Tujuan pembuatan rekaman ini adalah untuk menunjukkan hubungan antara orang tua dan anak dalam proses perubahan, dan sekaligus menginspirasi kisah seorang ayah yang bertransisi menjadi seorang ibu.
"How to Get a Rainbow" menceritakan perjalanan transisinya selama tiga tahun dan ditayangkan perdana di Aspen Shortsfest pada bulan April 2019.
Jade Phoenix memulai transisi gendernya pada tahun 2014.
Momen yang tak terlupakan
Jade Phoenix menceritakan bahwa hal tersulit dalam transisinya adalah menjelaskan kepada putrinya dan orang-orang terkasihnya.
Ketika ayahnya memutuskan untuk bertransisi, putrinya, Alaizah, masih di taman kanak-kanak dan baru mulai membentuk pandangan dunianya sendiri. Tidak mudah bagi seorang anak untuk memahami bahwa ayahnya perlahan-lahan berubah menjadi ibunya.
Jade Phoenix dan ayahnya telah banyak berbincang tentang apakah putri mereka akan memanggil Jade Phoenix ibu atau ayah dan apa artinya menjadi transgender.
Salah satu percakapan tersulit yang Jade Phoenix lakukan tentang perjalanan hidupnya adalah dengan keluarga kandungnya, dan bagaimana mereka menerima kabar transisi Jade.
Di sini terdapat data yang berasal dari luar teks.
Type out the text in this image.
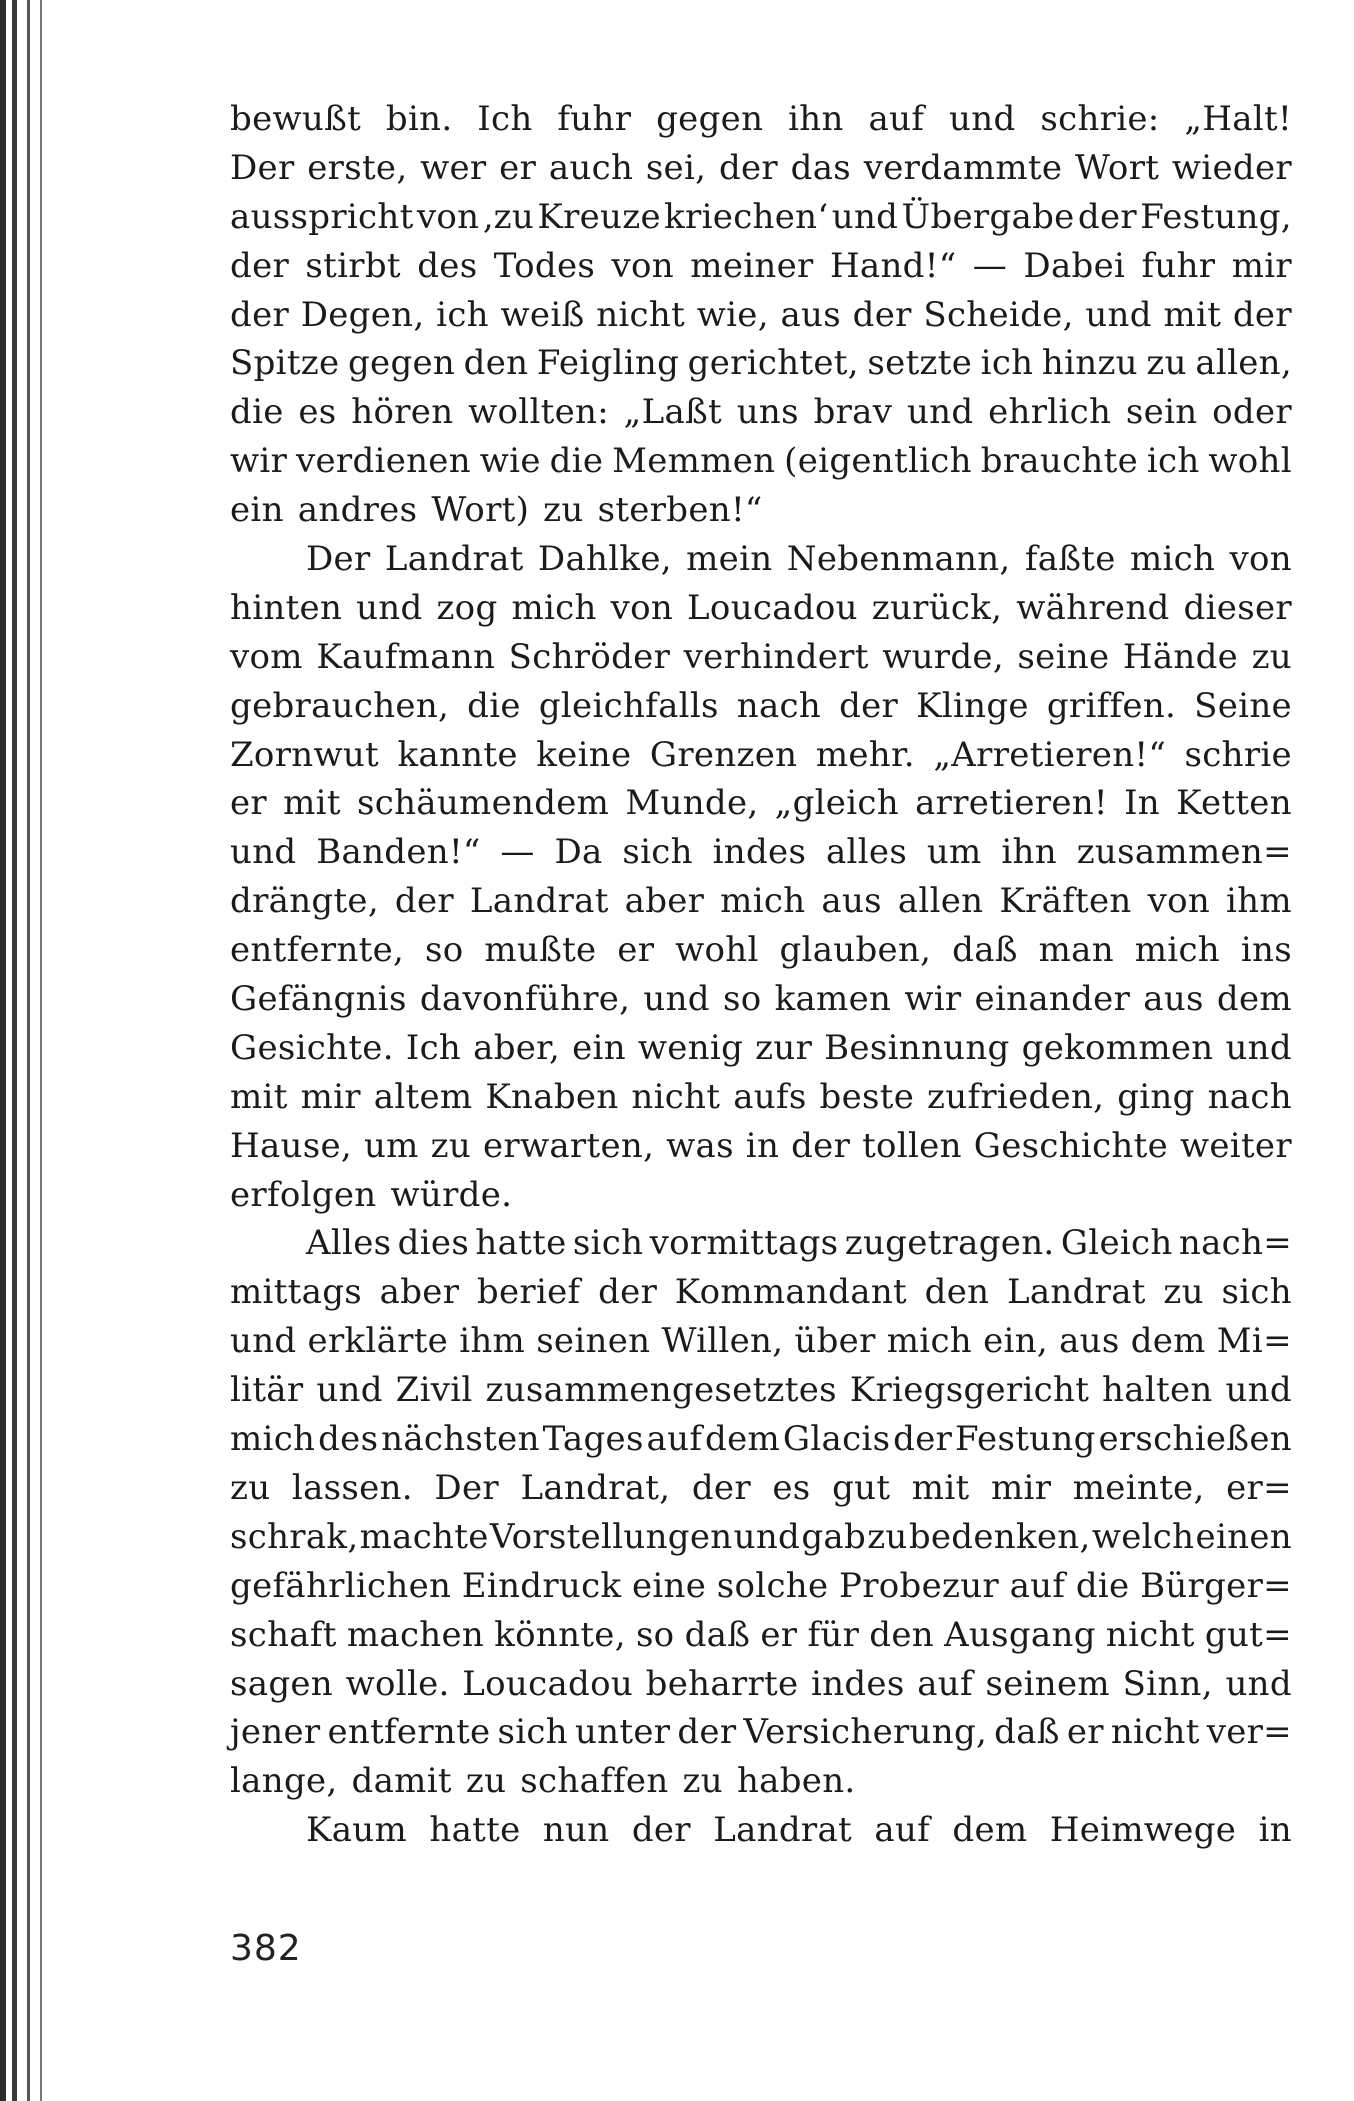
bewußt bin. Ich fuhr gegen ihn auf und schrie: „Halt!
Der erste, wer er auch sei, der das verdammte Wort wieder
ausspricht von ‚zu Kreuze kriechen‘ und Übergabe der Festung,
der stirbt des Todes von meiner Hand!“ — Dabei fuhr mir
der Degen, ich weiß nicht wie, aus der Scheide, und mit der
Spitze gegen den Feigling gerichtet, setzte ich hinzu zu allen,
die es hören wollten: „Laßt uns brav und ehrlich sein oder
wir verdienen wie die Memmen (eigentlich brauchte ich wohl
ein andres Wort) zu sterben!“
Der Landrat Dahlke, mein Nebenmann, faßte mich von
hinten und zog mich von Loucadou zurück, während dieser
vom Kaufmann Schröder verhindert wurde, seine Hände zu
gebrauchen, die gleichfalls nach der Klinge griffen. Seine
Zornwut kannte keine Grenzen mehr. „Arretieren!“ schrie
er mit schäumendem Munde, „gleich arretieren! In Ketten
und Banden!“ — Da sich indes alles um ihn zusammen=
drängte, der Landrat aber mich aus allen Kräften von ihm
entfernte, so mußte er wohl glauben, daß man mich ins
Gefängnis davonführe, und so kamen wir einander aus dem
Gesichte. Ich aber, ein wenig zur Besinnung gekommen und
mit mir altem Knaben nicht aufs beste zufrieden, ging nach
Hause, um zu erwarten, was in der tollen Geschichte weiter
erfolgen würde.
Alles dies hatte sich vormittags zugetragen. Gleich nach=
mittags aber berief der Kommandant den Landrat zu sich
und erklärte ihm seinen Willen, über mich ein, aus dem Mi=
litär und Zivil zusammengesetztes Kriegsgericht halten und
mich des nächsten Tages auf dem Glacis der Festung erschießen
zu lassen. Der Landrat, der es gut mit mir meinte, er=
schrak, machte Vorstellungen und gab zu bedenken, welch einen
gefährlichen Eindruck eine solche Probezur auf die Bürger=
schaft machen könnte, so daß er für den Ausgang nicht gut=
sagen wolle. Loucadou beharrte indes auf seinem Sinn, und
jener entfernte sich unter der Versicherung, daß er nicht ver=
lange, damit zu schaffen zu haben.
Kaum hatte nun der Landrat auf dem Heimwege in
382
Tidak mudah bagi orang tuanya untuk menerima kenyataan bahwa putra mereka tiba-tiba "berubah" menjadi seorang wanita setelah jatuh cinta pada seorang gadis dan memiliki anak.
"Saya tidak bisa memastikan apakah dia memahami nuansa dari semua situasi emosional yang kompleks itu saat itu. Tapi saya tahu bahwa dengan berbagi percakapan ini dengannya, saya benar-benar menjadi seorang ibu dan memberinya kesempatan untuk melatih empati dengan orang-orang terkasihnya," ungkap Jade Phoenix dalam filmnya.
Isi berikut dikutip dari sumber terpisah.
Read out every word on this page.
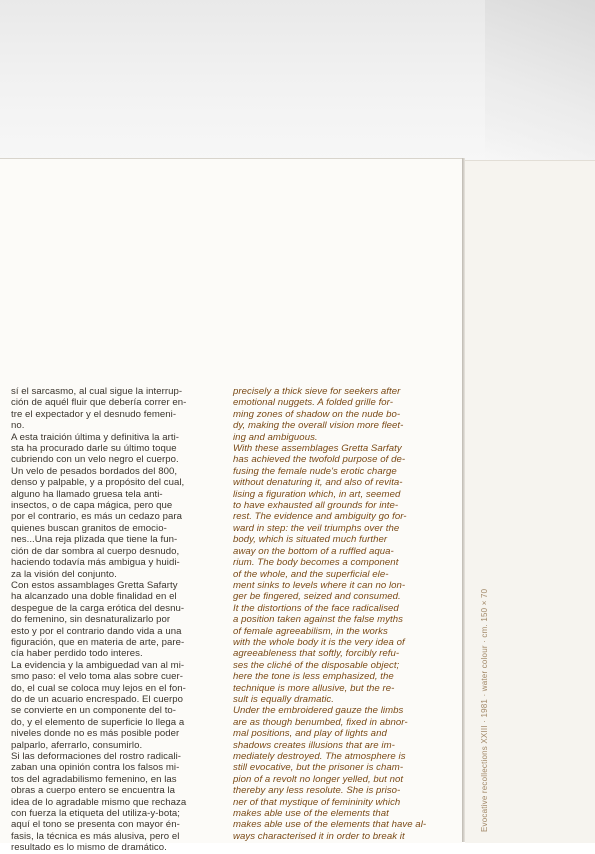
sí el sarcasmo, al cual sigue la interrup-

ción de aquél fluir que debería correr en-

tre el expectador y el desnudo femeni-

no.

A esta traición última y definitiva la arti-

sta ha procurado darle su último toque

cubriendo con un velo negro el cuerpo.

Un velo de pesados bordados del 800,

denso y palpable, y a propósito del cual,

alguno ha llamado gruesa tela anti-

insectos, o de capa mágica, pero que

por el contrario, es más un cedazo para

quienes buscan granitos de emocio-

nes...Una reja plizada que tiene la fun-

ción de dar sombra al cuerpo desnudo,

haciendo todavía más ambigua y huidi-

za la visión del conjunto.

Con estos assamblages Gretta Safarty

ha alcanzado una doble finalidad en el

despegue de la carga erótica del desnu-

do femenino, sin desnaturalizarlo por

esto y por el contrario dando vida a una

figuración, que en materia de arte, pare-

cía haber perdido todo interes.

La evidencia y la ambiguedad van al mi-

smo paso: el velo toma alas sobre cuer-

do, el cual se coloca muy lejos en el fon-

do de un acuario encrespado. El cuerpo

se convierte en un componente del to-

do, y el elemento de superficie lo llega a

niveles donde no es más posible poder

palparlo, aferrarlo, consumirlo.

Si las deformaciones del rostro radicali-

zaban una opinión contra los falsos mi-

tos del agradabilismo femenino, en las

obras a cuerpo entero se encuentra la

idea de lo agradable mismo que rechaza

con fuerza la etiqueta del utiliza-y-bota;

aquí el tono se presenta con mayor én-

fasis, la técnica es más alusiva, pero el

resultado es lo mismo de dramático.

precisely a thick sieve for seekers after

emotional nuggets. A folded grille for-

ming zones of shadow on the nude bo-

dy, making the overall vision more fleet-

ing and ambiguous.

With these assemblages Gretta Sarfaty

has achieved the twofold purpose of de-

fusing the female nude's erotic charge

without denaturing it, and also of revita-

lising a figuration which, in art, seemed

to have exhausted all grounds for inte-

rest. The evidence and ambiguity go for-

ward in step: the veil triumphs over the

body, which is situated much further

away on the bottom of a ruffled aqua-

rium. The body becomes a component

of the whole, and the superficial ele-

ment sinks to levels where it can no lon-

ger be fingered, seized and consumed.

It the distortions of the face radicalised

a position taken against the false myths

of female agreeabilism, in the works

with the whole body it is the very idea of

agreeableness that softly, forcibly refu-

ses the cliché of the disposable object;

here the tone is less emphasized, the

technique is more allusive, but the re-

sult is equally dramatic.

Under the embroidered gauze the limbs

are as though benumbed, fixed in abnor-

mal positions, and play of lights and

shadows creates illusions that are im-

mediately destroyed. The atmosphere is

still evocative, but the prisoner is cham-

pion of a revolt no longer yelled, but not

thereby any less resolute. She is priso-

ner of that mystique of femininity which

makes able use of the elements that

makes able use of the elements that have al-

ways characterised it in order to break it

Evocative recollections XXIII · 1981 · water colour · cm. 150 × 70
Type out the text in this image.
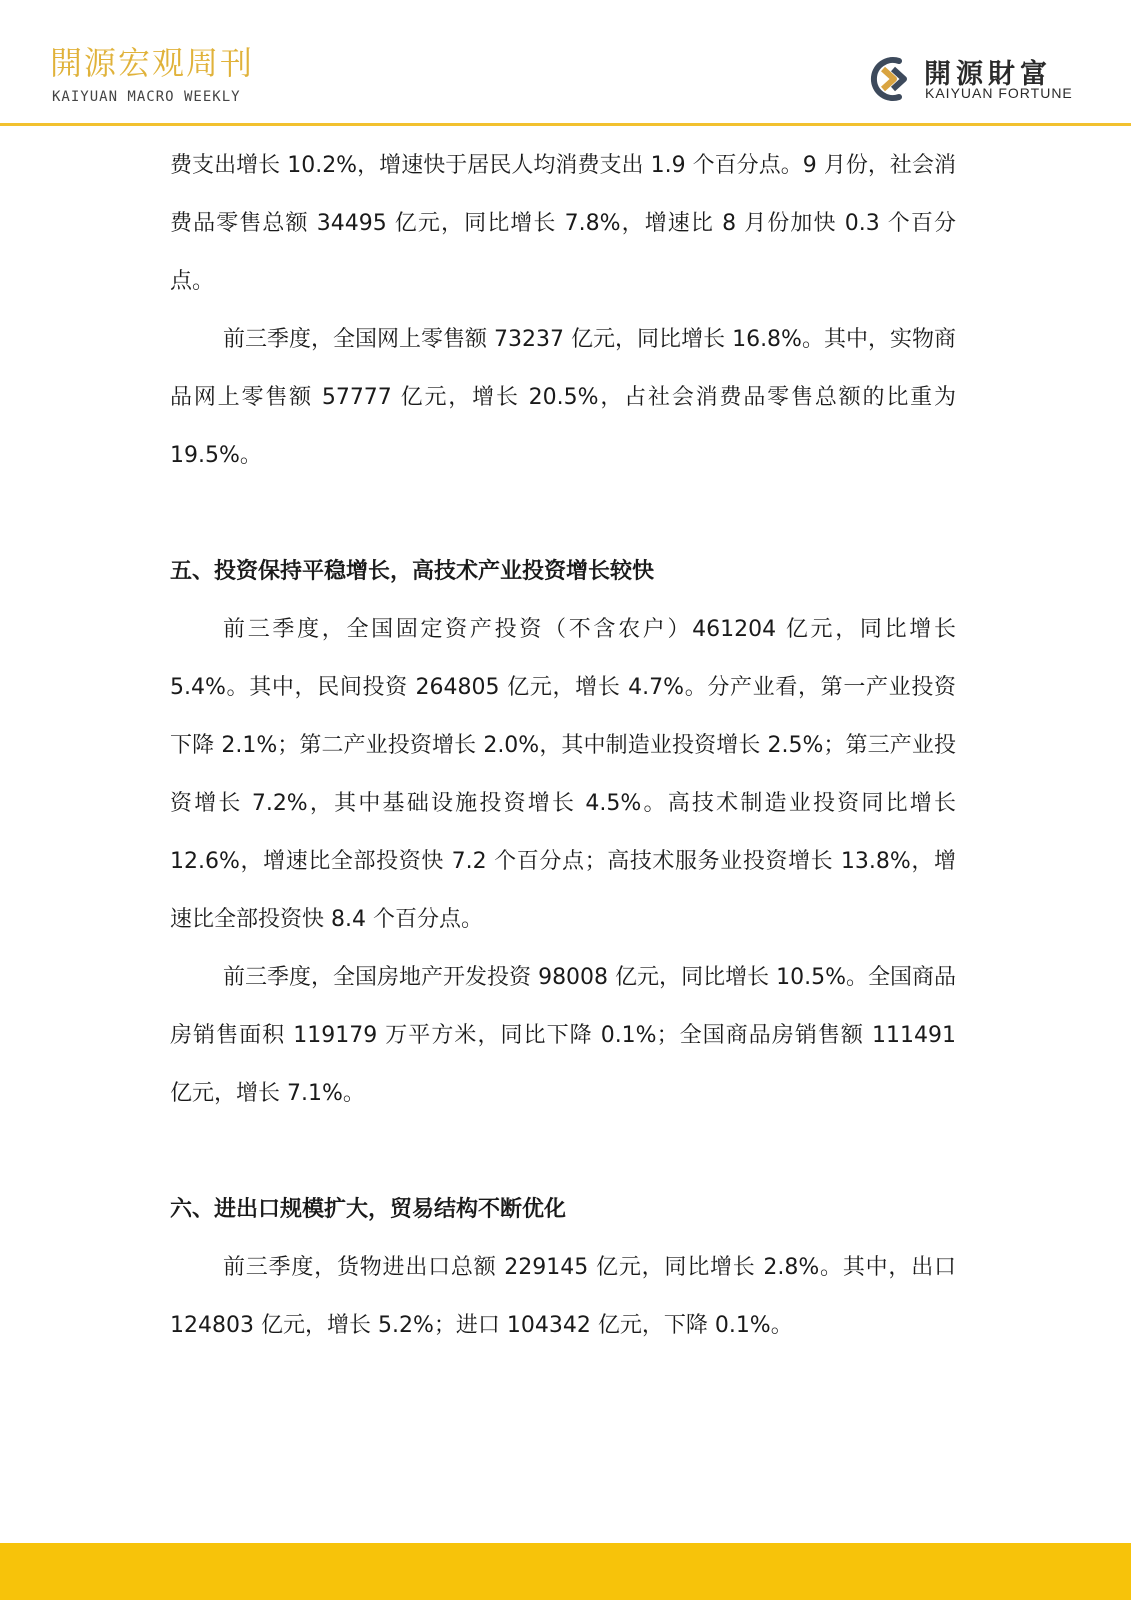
開源宏观周刊
KAIYUAN MACRO WEEKLY
開源財富
KAIYUAN FORTUNE

费支出增长 10.2%，增速快于居民人均消费支出 1.9 个百分点。9 月份，社会消费品零售总额 34495 亿元，同比增长 7.8%，增速比 8 月份加快 0.3 个百分点。

前三季度，全国网上零售额 73237 亿元，同比增长 16.8%。其中，实物商品网上零售额 57777 亿元，增长 20.5%，占社会消费品零售总额的比重为 19.5%。

五、投资保持平稳增长，高技术产业投资增长较快

前三季度，全国固定资产投资（不含农户）461204 亿元，同比增长 5.4%。其中，民间投资 264805 亿元，增长 4.7%。分产业看，第一产业投资下降 2.1%；第二产业投资增长 2.0%，其中制造业投资增长 2.5%；第三产业投资增长 7.2%，其中基础设施投资增长 4.5%。高技术制造业投资同比增长 12.6%，增速比全部投资快 7.2 个百分点；高技术服务业投资增长 13.8%，增速比全部投资快 8.4 个百分点。

前三季度，全国房地产开发投资 98008 亿元，同比增长 10.5%。全国商品房销售面积 119179 万平方米，同比下降 0.1%；全国商品房销售额 111491 亿元，增长 7.1%。

六、进出口规模扩大，贸易结构不断优化

前三季度，货物进出口总额 229145 亿元，同比增长 2.8%。其中，出口 124803 亿元，增长 5.2%；进口 104342 亿元，下降 0.1%。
Jade Phoenix juga mengatakan momen paling berkesan saat syuting adalah ketika ayah dan anak perempuan itu pergi ke sekolah Alaizah dan membacakan beberapa buku anak-anak tentang orang transgender kepada anak-anak di kelas taman kanak-kanaknya.
Jade Phoenix selalu meluangkan waktu untuk berbicara dengan putrinya untuk membantunya memahami perubahan pada ayahnya.
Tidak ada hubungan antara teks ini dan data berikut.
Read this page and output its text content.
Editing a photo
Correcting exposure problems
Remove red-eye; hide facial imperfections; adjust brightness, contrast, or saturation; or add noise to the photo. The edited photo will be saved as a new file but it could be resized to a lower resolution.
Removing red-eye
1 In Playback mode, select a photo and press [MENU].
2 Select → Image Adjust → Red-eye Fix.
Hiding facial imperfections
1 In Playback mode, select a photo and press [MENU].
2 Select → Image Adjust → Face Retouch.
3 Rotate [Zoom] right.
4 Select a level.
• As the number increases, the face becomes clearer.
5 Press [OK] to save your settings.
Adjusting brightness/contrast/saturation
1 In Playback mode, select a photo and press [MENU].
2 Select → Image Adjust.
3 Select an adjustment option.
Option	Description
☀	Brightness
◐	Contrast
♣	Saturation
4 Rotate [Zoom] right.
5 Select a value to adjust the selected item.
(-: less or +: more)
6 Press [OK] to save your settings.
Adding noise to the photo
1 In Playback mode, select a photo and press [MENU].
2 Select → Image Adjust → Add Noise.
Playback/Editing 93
Anak-anak dapat menerima dan memahami
Yang mengejutkan Jade adalah betapa cepatnya putrinya belajar dan beradaptasi, bahkan di usia semuda itu. Alaizah dan teman-teman sekelasnya mampu memahami konsep gender dan antusias dengan transisi ayahnya. Putrinya sepenuhnya menerima dan memahami keputusan ayahnya, sementara orang dewasa seringkali merasa sulit untuk melakukan hal yang sama dengan orang transgender.
“Anda tidak pernah terlalu tua untuk bermimpi, dan saya sangat bersyukur bahwa putri saya selalu ada untuk mengingatkan saya tentang kebenaran ini,” tambah Jade Phoenix.
Hingga kini, selama 12 tahun membesarkan putrinya, Jade Phoenix, sang ayah dan kemudian sang ibu, selalu bersyukur atas keberaniannya sendiri. Hal ini membantu Jade lebih memahami nilai keluarga, menghargai hubungan antaranggota, dan yang terpenting, kesulitan yang harus dilalui para wanita saat melahirkan dan membesarkan anak.